A cell must act fast to ward off a virus effectively: It must launch an immune response even if it detects only a few viral particles. Howard Hughes Medical Institute scientists have found that an immune defense protein that behaves like a prion makes this rapid response possible. It’s a rare example of a beneficial effect of prions, which are better known for aggressively recruiting other similar proteins to form large, tangled clumps inside brain cells.
A typical prion is a misfolded version of a particular protein, and just one prion in a mix of normal proteins can coax all the proteins to misfold. The misfolded proteins clump together and interfere with normal cell function. Introducing a prion to a cell is like knocking over the first tile in a long line of dominoes: Each tile knocks over the next in line. When this happens to proteins in the brain, it causes diseases such as bovine spongiform encephalopathy (“mad cow disease”) or Creutzfeldt-Jakob disease.
HHMI investigator Zhijian J. Chen of the University of Texas Southwestern Medical Center -- whose team discovered the prion-like component of cell’s antiviral response and described it in the July 21, 2011, issue of the journal Cell -- didn’t set out to study prions. Chen is broadly interested in how viruses trigger host immune responses. He had previously discovered some of the molecules cells use to detect and fight off viruses, including a protein called MAVS (mitochondrial antiviral signaling). MAVS is found on the membranes of mitochondria—energy-producing organelles in the cell—but until now, it hadn’t been clear how MAVS works.
To study the role of MAVS in the antiviral immune response, Chen and his colleagues created a setup that allowed them to study the whole immune response outside of a cell. “We reconstituted this whole pathway in a test tube,” says Chen. “We broke cells open, mixed different parts and then added viral RNA to mimic the immune response.”
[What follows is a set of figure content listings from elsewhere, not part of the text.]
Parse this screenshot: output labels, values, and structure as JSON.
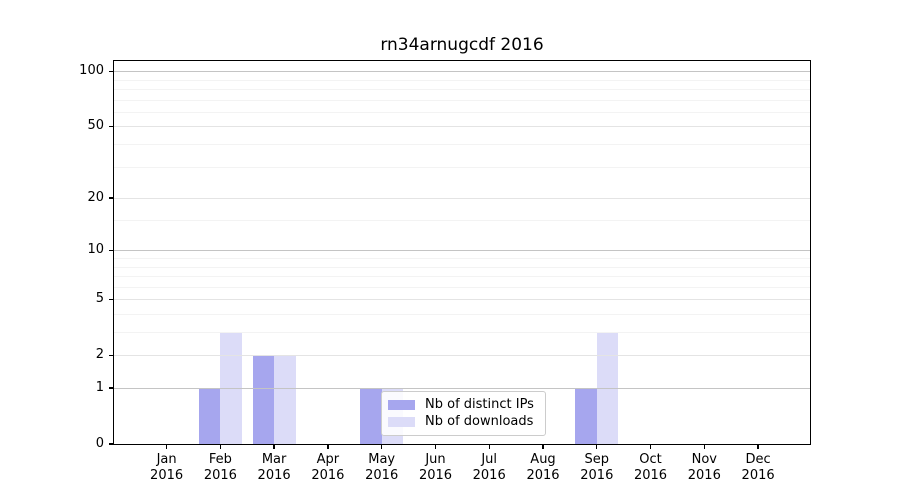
{
  "chart_data": {
    "type": "bar",
    "title": "rn34arnugcdf 2016",
    "x_categories": [
      "Jan 2016",
      "Feb 2016",
      "Mar 2016",
      "Apr 2016",
      "May 2016",
      "Jun 2016",
      "Jul 2016",
      "Aug 2016",
      "Sep 2016",
      "Oct 2016",
      "Nov 2016",
      "Dec 2016"
    ],
    "x_tick_months": [
      "Jan",
      "Feb",
      "Mar",
      "Apr",
      "May",
      "Jun",
      "Jul",
      "Aug",
      "Sep",
      "Oct",
      "Nov",
      "Dec"
    ],
    "x_tick_year": "2016",
    "series": [
      {
        "name": "Nb of distinct IPs",
        "color": "#a6a6ee",
        "values": [
          0,
          1,
          2,
          0,
          1,
          0,
          0,
          0,
          1,
          0,
          0,
          0
        ]
      },
      {
        "name": "Nb of downloads",
        "color": "#dcdcf8",
        "values": [
          0,
          3,
          2,
          0,
          1,
          0,
          0,
          0,
          3,
          0,
          0,
          0
        ]
      }
    ],
    "y_axis": {
      "scale": "log1p",
      "tick_values": [
        0,
        1,
        2,
        5,
        10,
        20,
        50,
        100
      ],
      "tick_labels": [
        "0",
        "1",
        "2",
        "5",
        "10",
        "20",
        "50",
        "100"
      ],
      "major_gridline_values": [
        1,
        10,
        100
      ],
      "mid_gridline_values": [
        2,
        5,
        20,
        50
      ],
      "minor_gridline_values": [
        3,
        4,
        6,
        7,
        8,
        9,
        15,
        30,
        40,
        60,
        70,
        80,
        90
      ],
      "ylim": [
        0,
        113
      ]
    },
    "legend": {
      "entries": [
        "Nb of distinct IPs",
        "Nb of downloads"
      ],
      "location": "lower center"
    },
    "grid": true
  },
  "colors": {
    "background": "#ffffff",
    "spine": "#000000",
    "text": "#000000",
    "grid_major": "#c4c4c4",
    "grid_mid": "#e4e4e4",
    "grid_minor": "#f3f3f3",
    "legend_border": "#cccccc",
    "legend_bg": "rgba(255,255,255,0.85)"
  }
}
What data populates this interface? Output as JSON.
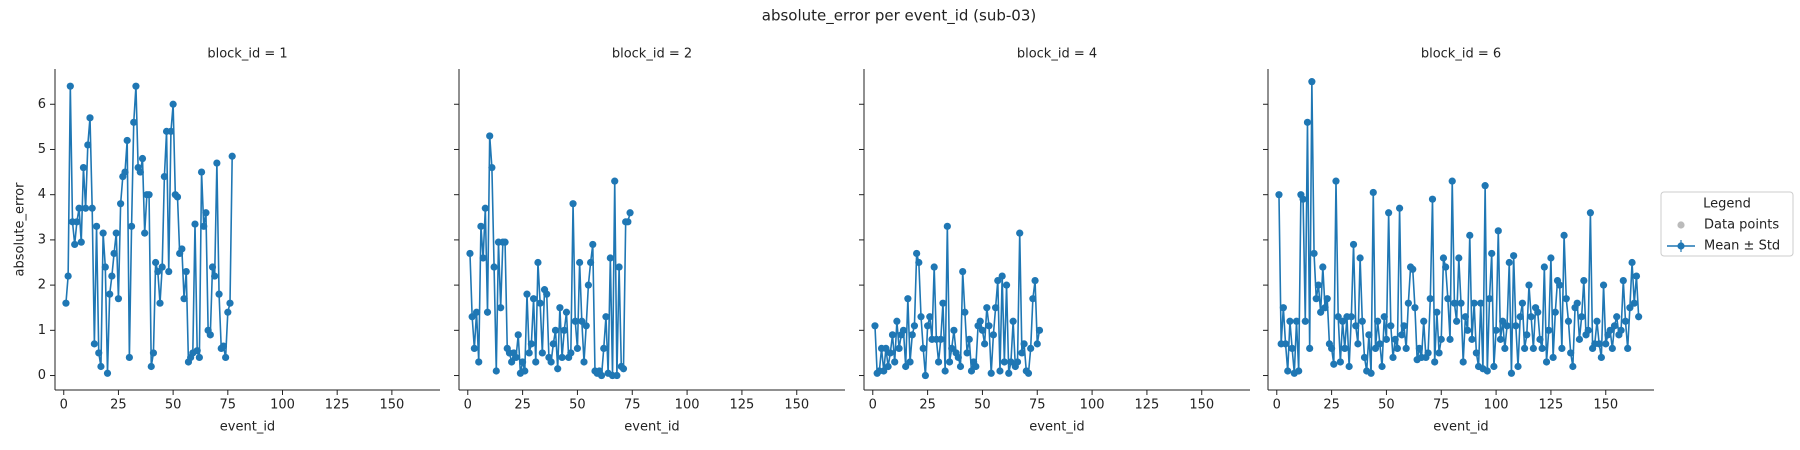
{
  "title": "absolute_error per event_id (sub-03)",
  "legend": {
    "title": "Legend",
    "entries": [
      {
        "name": "Data points",
        "color": "#bbbbbb"
      },
      {
        "name": "Mean ± Std",
        "color": "#1f77b4"
      }
    ]
  },
  "chart_data": [
    {
      "type": "line",
      "title": "block_id = 1",
      "xlabel": "event_id",
      "ylabel": "absolute_error",
      "xlim": [
        -4,
        172
      ],
      "ylim": [
        -0.32,
        6.78
      ],
      "xticks": [
        0,
        25,
        50,
        75,
        100,
        125,
        150
      ],
      "yticks": [
        0,
        1,
        2,
        3,
        4,
        5,
        6
      ],
      "x": [
        1,
        2,
        3,
        4,
        5,
        6,
        7,
        8,
        9,
        10,
        11,
        12,
        13,
        14,
        15,
        16,
        17,
        18,
        19,
        20,
        21,
        22,
        23,
        24,
        25,
        26,
        27,
        28,
        29,
        30,
        31,
        32,
        33,
        34,
        35,
        36,
        37,
        38,
        39,
        40,
        41,
        42,
        43,
        44,
        45,
        46,
        47,
        48,
        49,
        50,
        51,
        52,
        53,
        54,
        55,
        56,
        57,
        58,
        59,
        60,
        61,
        62,
        63,
        64,
        65,
        66,
        67,
        68,
        69,
        70,
        71,
        72,
        73,
        74,
        75,
        76,
        77
      ],
      "series": [
        {
          "color": "#1f77b4",
          "values": [
            1.6,
            2.2,
            6.4,
            3.4,
            2.9,
            3.4,
            3.7,
            2.95,
            4.6,
            3.7,
            5.1,
            5.7,
            3.7,
            0.7,
            3.3,
            0.5,
            0.2,
            3.15,
            2.4,
            0.05,
            1.8,
            2.2,
            2.7,
            3.15,
            1.7,
            3.8,
            4.4,
            4.5,
            5.2,
            0.4,
            3.3,
            5.6,
            6.4,
            4.6,
            4.5,
            4.8,
            3.15,
            4.0,
            4.0,
            0.2,
            0.5,
            2.5,
            2.3,
            1.6,
            2.4,
            4.4,
            5.4,
            2.3,
            5.4,
            6.0,
            4.0,
            3.95,
            2.7,
            2.8,
            1.7,
            2.3,
            0.3,
            0.4,
            0.5,
            3.35,
            0.55,
            0.4,
            4.5,
            3.3,
            3.6,
            1.0,
            0.9,
            2.4,
            2.2,
            4.7,
            1.8,
            0.6,
            0.65,
            0.4,
            1.4,
            1.6,
            4.85
          ]
        }
      ]
    },
    {
      "type": "line",
      "title": "block_id = 2",
      "xlabel": "event_id",
      "xlim": [
        -4,
        172
      ],
      "ylim": [
        -0.32,
        6.78
      ],
      "xticks": [
        0,
        25,
        50,
        75,
        100,
        125,
        150
      ],
      "yticks": [
        0,
        1,
        2,
        3,
        4,
        5,
        6
      ],
      "x": [
        1,
        2,
        3,
        4,
        5,
        6,
        7,
        8,
        9,
        10,
        11,
        12,
        13,
        14,
        15,
        16,
        17,
        18,
        19,
        20,
        21,
        22,
        23,
        24,
        25,
        26,
        27,
        28,
        29,
        30,
        31,
        32,
        33,
        34,
        35,
        36,
        37,
        38,
        39,
        40,
        41,
        42,
        43,
        44,
        45,
        46,
        47,
        48,
        49,
        50,
        51,
        52,
        53,
        54,
        55,
        56,
        57,
        58,
        59,
        60,
        61,
        62,
        63,
        64,
        65,
        66,
        67,
        68,
        69,
        70,
        71,
        72,
        73,
        74
      ],
      "series": [
        {
          "color": "#1f77b4",
          "values": [
            2.7,
            1.3,
            0.6,
            1.4,
            0.3,
            3.3,
            2.6,
            3.7,
            1.4,
            5.3,
            4.6,
            2.4,
            0.1,
            2.95,
            1.5,
            2.95,
            2.95,
            0.6,
            0.5,
            0.3,
            0.5,
            0.4,
            0.9,
            0.05,
            0.3,
            0.1,
            1.8,
            0.5,
            0.7,
            1.7,
            0.3,
            2.5,
            1.6,
            0.5,
            1.9,
            1.8,
            0.4,
            0.3,
            0.7,
            1.0,
            0.15,
            1.5,
            0.4,
            1.0,
            1.4,
            0.4,
            0.5,
            3.8,
            1.2,
            0.6,
            2.5,
            1.2,
            0.3,
            1.1,
            2.0,
            2.5,
            2.9,
            0.1,
            0.05,
            0.1,
            0.0,
            0.6,
            1.3,
            0.05,
            2.6,
            0.0,
            4.3,
            0.0,
            2.4,
            0.2,
            0.15,
            3.4,
            3.4,
            3.6
          ]
        }
      ]
    },
    {
      "type": "line",
      "title": "block_id = 4",
      "xlabel": "event_id",
      "xlim": [
        -4,
        172
      ],
      "ylim": [
        -0.32,
        6.78
      ],
      "xticks": [
        0,
        25,
        50,
        75,
        100,
        125,
        150
      ],
      "yticks": [
        0,
        1,
        2,
        3,
        4,
        5,
        6
      ],
      "x": [
        1,
        2,
        3,
        4,
        5,
        6,
        7,
        8,
        9,
        10,
        11,
        12,
        13,
        14,
        15,
        16,
        17,
        18,
        19,
        20,
        21,
        22,
        23,
        24,
        25,
        26,
        27,
        28,
        29,
        30,
        31,
        32,
        33,
        34,
        35,
        36,
        37,
        38,
        39,
        40,
        41,
        42,
        43,
        44,
        45,
        46,
        47,
        48,
        49,
        50,
        51,
        52,
        53,
        54,
        55,
        56,
        57,
        58,
        59,
        60,
        61,
        62,
        63,
        64,
        65,
        66,
        67,
        68,
        69,
        70,
        71,
        72,
        73,
        74,
        75,
        76
      ],
      "series": [
        {
          "color": "#1f77b4",
          "values": [
            1.1,
            0.05,
            0.1,
            0.6,
            0.1,
            0.6,
            0.2,
            0.5,
            0.9,
            0.3,
            1.2,
            0.6,
            0.9,
            1.0,
            0.2,
            1.7,
            0.3,
            0.9,
            1.1,
            2.7,
            2.5,
            1.3,
            0.6,
            0.0,
            1.1,
            1.3,
            0.8,
            2.4,
            0.8,
            0.3,
            0.8,
            1.6,
            0.1,
            3.3,
            0.3,
            0.6,
            1.0,
            0.5,
            0.4,
            0.2,
            2.3,
            1.4,
            0.5,
            0.8,
            0.1,
            0.3,
            0.2,
            1.1,
            1.2,
            1.0,
            0.7,
            1.5,
            1.1,
            0.05,
            0.9,
            1.5,
            2.1,
            0.1,
            2.2,
            0.3,
            2.0,
            0.05,
            0.3,
            1.2,
            0.2,
            0.3,
            3.15,
            0.5,
            0.7,
            0.1,
            0.05,
            0.6,
            1.7,
            2.1,
            0.7,
            1.0
          ]
        }
      ]
    },
    {
      "type": "line",
      "title": "block_id = 6",
      "xlabel": "event_id",
      "xlim": [
        -4,
        172
      ],
      "ylim": [
        -0.32,
        6.78
      ],
      "xticks": [
        0,
        25,
        50,
        75,
        100,
        125,
        150
      ],
      "yticks": [
        0,
        1,
        2,
        3,
        4,
        5,
        6
      ],
      "x": [
        1,
        2,
        3,
        4,
        5,
        6,
        7,
        8,
        9,
        10,
        11,
        12,
        13,
        14,
        15,
        16,
        17,
        18,
        19,
        20,
        21,
        22,
        23,
        24,
        25,
        26,
        27,
        28,
        29,
        30,
        31,
        32,
        33,
        34,
        35,
        36,
        37,
        38,
        39,
        40,
        41,
        42,
        43,
        44,
        45,
        46,
        47,
        48,
        49,
        50,
        51,
        52,
        53,
        54,
        55,
        56,
        57,
        58,
        59,
        60,
        61,
        62,
        63,
        64,
        65,
        66,
        67,
        68,
        69,
        70,
        71,
        72,
        73,
        74,
        75,
        76,
        77,
        78,
        79,
        80,
        81,
        82,
        83,
        84,
        85,
        86,
        87,
        88,
        89,
        90,
        91,
        92,
        93,
        94,
        95,
        96,
        97,
        98,
        99,
        100,
        101,
        102,
        103,
        104,
        105,
        106,
        107,
        108,
        109,
        110,
        111,
        112,
        113,
        114,
        115,
        116,
        117,
        118,
        119,
        120,
        121,
        122,
        123,
        124,
        125,
        126,
        127,
        128,
        129,
        130,
        131,
        132,
        133,
        134,
        135,
        136,
        137,
        138,
        139,
        140,
        141,
        142,
        143,
        144,
        145,
        146,
        147,
        148,
        149,
        150,
        151,
        152,
        153,
        154,
        155,
        156,
        157,
        158,
        159,
        160,
        161,
        162,
        163,
        164,
        165
      ],
      "series": [
        {
          "color": "#1f77b4",
          "values": [
            4.0,
            0.7,
            1.5,
            0.7,
            0.1,
            1.2,
            0.6,
            0.05,
            1.2,
            0.1,
            4.0,
            3.9,
            1.2,
            5.6,
            0.6,
            6.5,
            2.7,
            1.7,
            2.0,
            1.4,
            2.4,
            1.5,
            1.7,
            0.7,
            0.6,
            0.25,
            4.3,
            1.3,
            0.3,
            1.2,
            0.6,
            1.3,
            0.2,
            1.3,
            2.9,
            1.1,
            0.7,
            2.6,
            1.2,
            0.4,
            0.1,
            0.9,
            0.05,
            4.05,
            0.6,
            1.2,
            0.7,
            0.2,
            1.3,
            0.8,
            3.6,
            1.1,
            0.4,
            0.8,
            0.6,
            3.7,
            0.9,
            1.1,
            0.6,
            1.6,
            2.4,
            2.35,
            1.5,
            0.35,
            0.6,
            0.4,
            1.2,
            0.4,
            0.5,
            1.7,
            3.9,
            0.3,
            1.4,
            0.5,
            0.8,
            2.6,
            2.4,
            1.7,
            0.8,
            4.3,
            1.6,
            1.2,
            2.6,
            1.6,
            0.3,
            1.3,
            1.0,
            3.1,
            0.8,
            1.6,
            0.5,
            0.2,
            1.6,
            0.15,
            4.2,
            0.1,
            1.7,
            2.7,
            0.2,
            1.0,
            3.2,
            0.8,
            1.2,
            0.6,
            1.1,
            2.5,
            0.05,
            2.65,
            1.1,
            0.2,
            1.3,
            1.6,
            0.6,
            0.9,
            2.0,
            1.3,
            0.6,
            1.5,
            1.4,
            0.8,
            0.6,
            2.4,
            0.3,
            1.0,
            2.6,
            0.4,
            1.4,
            2.1,
            2.0,
            0.6,
            3.1,
            1.7,
            1.2,
            0.5,
            0.2,
            1.5,
            1.6,
            0.8,
            1.3,
            2.1,
            0.9,
            1.0,
            3.6,
            0.6,
            0.7,
            1.2,
            0.7,
            0.4,
            2.0,
            0.7,
            0.9,
            1.0,
            0.6,
            1.1,
            1.3,
            0.9,
            1.0,
            2.1,
            1.2,
            0.6,
            1.5,
            2.5,
            1.6,
            2.2,
            1.3
          ]
        }
      ]
    }
  ]
}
The effect on MAVS was drastic, and immediate. “When we infected cells with a virus or added the viral RNA to our test tube mix, MAVS started to form very large aggregates on the mitochondrial surface.”
The researchers isolated the MAVS aggregates from the cells and found hundreds of MAVS molecules in each clump. Moreover, chemicals that normally break up protein aggregates did little to separate the MAVS from each other.
“This reminded us of prions,” says Chen. “But the most important feature of prions is that they can cause the native protein to also form aggregates.”
So Chen’s team added preformed fiber-like aggregates of MAVS to mitochondria isolated from human cells that hadn’t been exposed to a virus. Within minutes, every MAVS on the mitochondria had joined together into aggregate forms. The response mirrored what scientists see when they add misfolded prions to a sample of normal proteins.
To study whether the prion-like aggregation is important to the immune response, the scientists blocked MAVS molecules from binding to each other. This time, when they added viruses to the cells, no immune response was launched. In another experiment, they added a MAVS aggregate to their test-tube immune system. Even without the addition of a virus, the activated MAVS was enough to launch an immune response. The aggregation of the proteins, the researchers concluded, was both required for the antiviral immune response, and sufficient to cause the response.
When misfolded proteins rapidly overwhelm a cell – as they do in prion diseases –the result is catastrophic. But the domino effect of MAVS allows cells to fight disease. “This is a dramatic example of these prion-like mechanisms being very beneficial to the host,” says Chen. “In this case, it allows a highly sensitive and robust immune response to viruses.”
The prion-like mechanism of MAVS allows the cell to launch a full-blown antiviral response even if it senses only a few copies of a virus, Chen says. If one or two MAVS proteins are activated, they might not be able to trigger a strong enough immune response on their own. But if they quickly activate all their neighbors to the defense form of the protein, the response will be much larger.
There are still many more details of the pathway to work out. How does MAVS transition from its normal conformation to the conformation that forms aggregates? What are the conformations of inactive and active MAVS? How exactly does the MAVS aggregation cause the next step in the immune response? And lastly, do these aggregates ever come apart or go away? What happens when the antiviral response is over?
Also, Chen adds, “It will be really interesting to see, as we go forward, if there are other occurrences in mammalian cells of this type of beneficial prion mechanism.”